Mme Josette Durrieu (Hautes-Pyrénées - Soc) juge à cet égard intangible ce principe et relativise les concessions affichées comme telles par la Russie :

« Le Conseil de l'Europe est un espace unique au monde, où l'on défend à la fois la paix, la démocratie et les droits - droit des États et les droits de l'Homme - et, comme le disait notre collègue albanais, nous n'avons ni armes ni argent. Nous n'avons que le débat politique et la force des mots : nous devons avoir ce débat ! Et avoir beaucoup de courage et d'exigence.
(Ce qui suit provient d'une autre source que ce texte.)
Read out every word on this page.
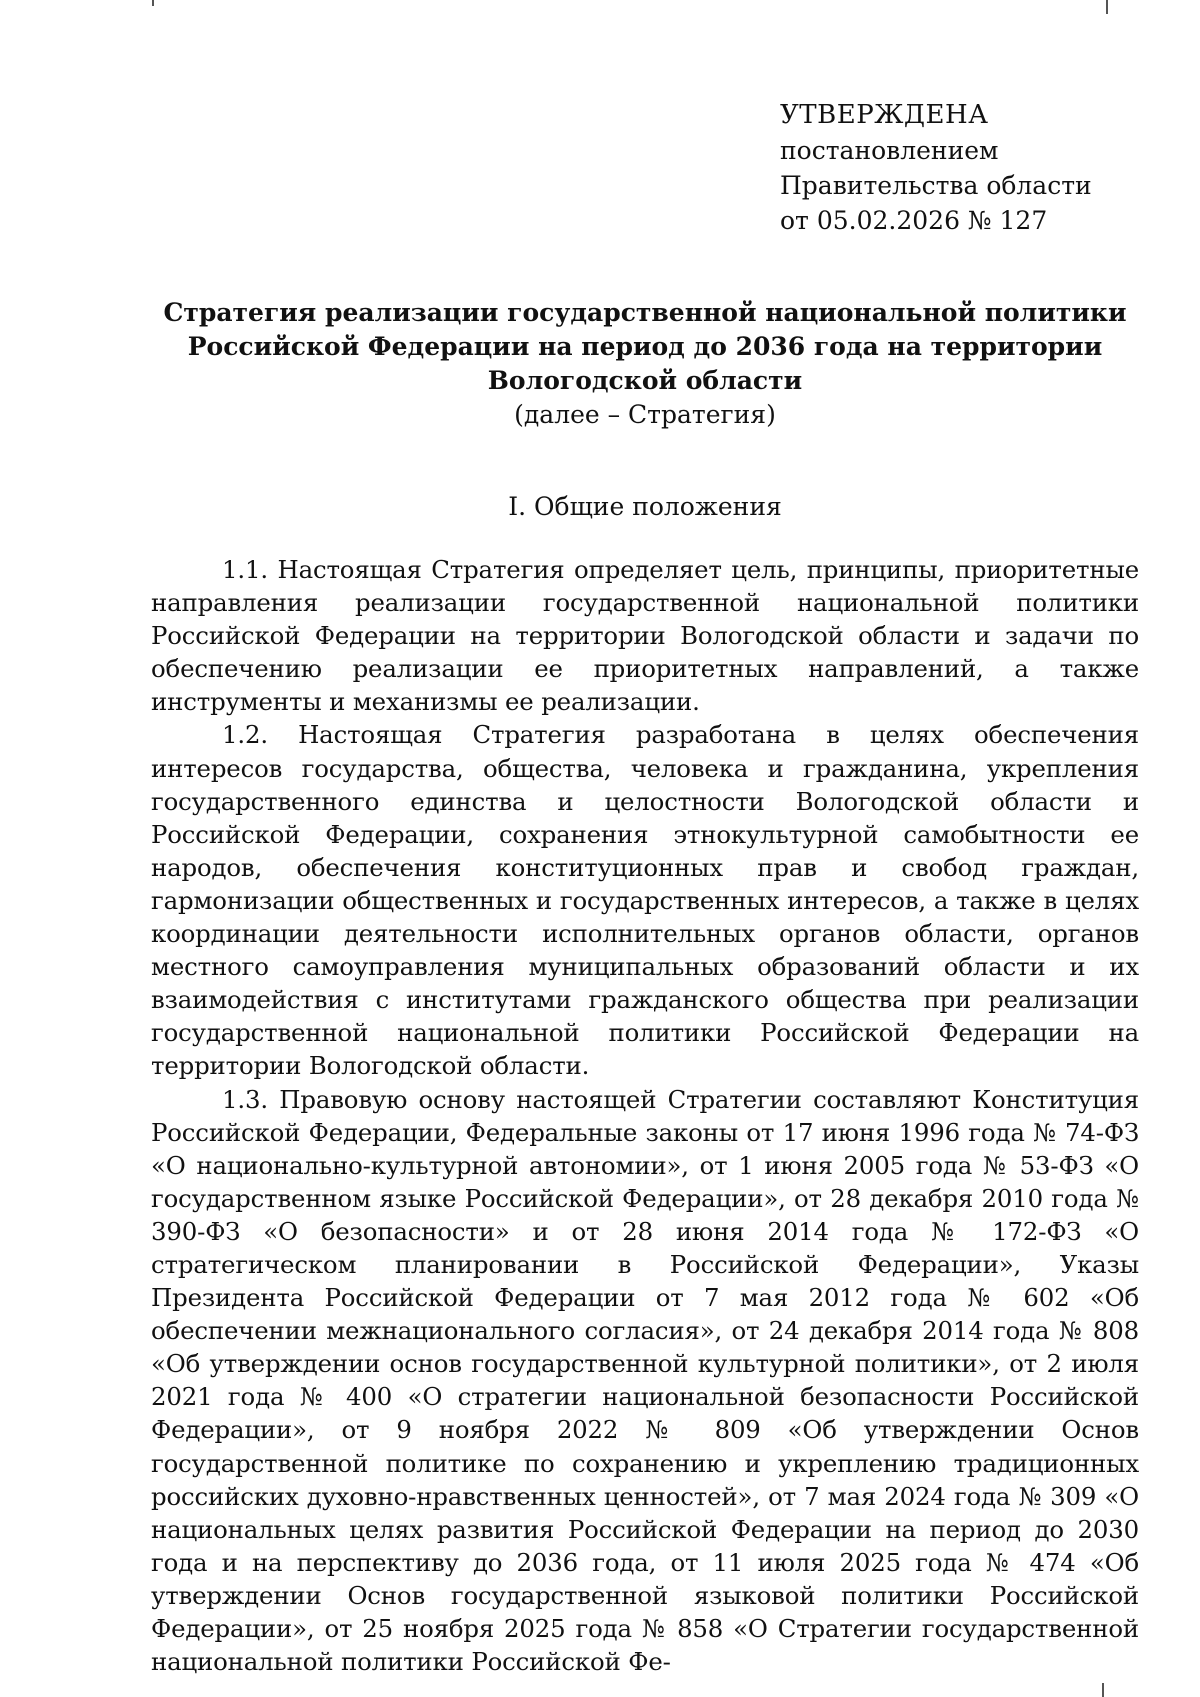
УТВЕРЖДЕНА
постановлением
Правительства области
от 05.02.2026 № 127
Стратегия реализации государственной национальной политики
Российской Федерации на период до 2036 года на территории
Вологодской области
(далее – Стратегия)
I. Общие положения

1.1. Настоящая Стратегия определяет цель, принципы, приоритетные направления реализации государственной национальной политики Российской Федерации на территории Вологодской области и задачи по обеспечению реализации ее приоритетных направлений, а также инструменты и механизмы ее реализации.

1.2. Настоящая Стратегия разработана в целях обеспечения интересов государства, общества, человека и гражданина, укрепления государственного единства и целостности Вологодской области и Российской Федерации, сохранения этнокультурной самобытности ее народов, обеспечения конституционных прав и свобод граждан, гармонизации общественных и государственных интересов, а также в целях координации деятельности исполнительных органов области, органов местного самоуправления муниципальных образований области и их взаимодействия с институтами гражданского общества при реализации государственной национальной политики Российской Федерации на территории Вологодской области.

1.3. Правовую основу настоящей Стратегии составляют Конституция Российской Федерации, Федеральные законы от 17 июня 1996 года № 74-ФЗ «О национально-культурной автономии», от 1 июня 2005 года № 53-ФЗ «О государственном языке Российской Федерации», от 28 декабря 2010 года № 390-ФЗ «О безопасности» и от 28 июня 2014 года № 172-ФЗ «О стратегическом планировании в Российской Федерации», Указы Президента Российской Федерации от 7 мая 2012 года № 602 «Об обеспечении межнационального согласия», от 24 декабря 2014 года № 808 «Об утверждении основ государственной культурной политики», от 2 июля 2021 года № 400 «О стратегии национальной безопасности Российской Федерации», от 9 ноября 2022 № 809 «Об утверждении Основ государственной политике по сохранению и укреплению традиционных российских духовно-нравственных ценностей», от 7 мая 2024 года № 309 «О национальных целях развития Российской Федерации на период до 2030 года и на перспективу до 2036 года, от 11 июля 2025 года № 474 «Об утверждении Основ государственной языковой политики Российской Федерации», от 25 ноября 2025 года № 858 «О Стратегии государственной национальной политики Российской Фе-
Si je fais le constat que vous avez tous fait en essayant d'apporter quelque chose d'original, je dirai que nous n'avons pas réussi à empêcher la guerre entre deux États. C'est assez consternant pour nous tous. Et maintenant, on cherche la vérité sur qui a tiré le premier ! J'ai bien envie de vous demander, chers amis : ne savez-vous pas tous ce qu'est cette vérité ? Avons-nous vraiment besoin d'une étude, d'une enquête ou d'un audit pour le savoir ? J'ai aussi envie de vous dire qu'en politique comme en histoire, il faut toujours distinguer les causes immédiates des causes profondes. J'espère qu'ici, personne n'ignore les causes profondes de cette situation.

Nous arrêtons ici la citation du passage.